What is Goodhart’s Law?
When a measure becomes a target, it ceases to be a good measure (dt. wenn ein Messwert zu einem Ziel wird, ist es kein geeigneter Messwert)
What are the three main evaluation methods and metrics?
- Online Evaluations
- Offline Evaluations
- User Studies
What is part of Online Evaluations?
- Sales
- Profit
- Clicks
What is part of Offline Evaluations?
- Errors
- Accuracy
What is part of User Studies?
- User feedback
- User observations
How does an A/B Test work?
- Typical Online Test
- 50% of the users see Variante A
- 50% of the users see Variante B
How does Interleaving work?
- Randomize Rankings
- All kinds of variations (Random Mix, Top n Mix, Fixed amount Mix)
What is a typical metric for classification?
Accuracy
What is a typical metric for Regression?
Error Metrics
What is a typical metric for Ranking?
Ranking Metrics
Is Regression = Classification?
- Regression tasks can be interpreted as classification/ranking problem
- Define intervals and treat them as classes (and use a classification algorithm instead of regression algorithm)
What regression metrics do you know?
- Mean Absolute Error (MAE)
- (Root) Mean Square Error ((R)MSE)
What is Mean Absolute Error (MAE)?
Average Error (Mittelwert) between prediction and observation
What is the benefit of Mean Absolute Errors (MAE)?
Intuitive
What is the drawback of RMSE?
- Not very intuitive
- Punishes high error rates more
What (Ranked) Retrieval Metrics do you know?
- Mean Reciprocal Rank (MRR)
- Mean Average Precision (MAP)
- Normalized Discounted Cumulative Gain (nDGC)
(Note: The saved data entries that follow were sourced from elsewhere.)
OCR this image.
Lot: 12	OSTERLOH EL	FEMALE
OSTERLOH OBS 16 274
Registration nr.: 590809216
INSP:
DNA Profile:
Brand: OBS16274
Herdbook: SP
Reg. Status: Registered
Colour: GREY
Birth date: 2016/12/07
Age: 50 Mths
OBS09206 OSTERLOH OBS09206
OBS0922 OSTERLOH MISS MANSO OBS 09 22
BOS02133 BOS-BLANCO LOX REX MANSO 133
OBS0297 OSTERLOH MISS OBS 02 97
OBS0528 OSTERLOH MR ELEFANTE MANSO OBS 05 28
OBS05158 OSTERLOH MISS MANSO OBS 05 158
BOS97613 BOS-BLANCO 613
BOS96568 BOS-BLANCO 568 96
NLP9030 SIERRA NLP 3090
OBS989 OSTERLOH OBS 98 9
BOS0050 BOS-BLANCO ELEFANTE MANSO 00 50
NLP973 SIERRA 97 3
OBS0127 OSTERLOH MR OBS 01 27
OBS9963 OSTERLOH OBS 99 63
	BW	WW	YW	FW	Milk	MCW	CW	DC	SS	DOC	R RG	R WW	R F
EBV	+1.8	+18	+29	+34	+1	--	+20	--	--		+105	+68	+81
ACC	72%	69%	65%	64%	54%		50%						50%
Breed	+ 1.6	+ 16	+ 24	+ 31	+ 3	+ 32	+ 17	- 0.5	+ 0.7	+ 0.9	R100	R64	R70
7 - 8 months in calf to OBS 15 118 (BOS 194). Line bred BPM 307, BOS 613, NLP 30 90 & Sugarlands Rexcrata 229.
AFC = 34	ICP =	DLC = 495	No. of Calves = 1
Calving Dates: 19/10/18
What is Mean Reciprocal Rank (MRR)?
- Measures at which rank the first relevant result is displayed
- Takes care of the first relevant result only
What is Normalized Discounted Cumulative Gain (nDGC)?
Relevant items are ranked higher than less relevant items
In which steps can the Normalized Discounted Cumulative Gain (nDGC) be divided?
- Step 1: Cumulative gain = Sum of relevance of the top n items
- Step 2: Discounted Cumulative Gain: Punishes relevant items, that are less ranked
- Step 3: Normalized Discounted Cumulative Gain: Normalises DCG on interval 0 to 1
What is Effectiveness?
Die richtigen Sachen machen (Do the right things )
What is Efficiency?
Sachen richtig machen (Do things right)
What is Performance?
- Sometimes synonym for Effectiveness
- Sometimes used as generic term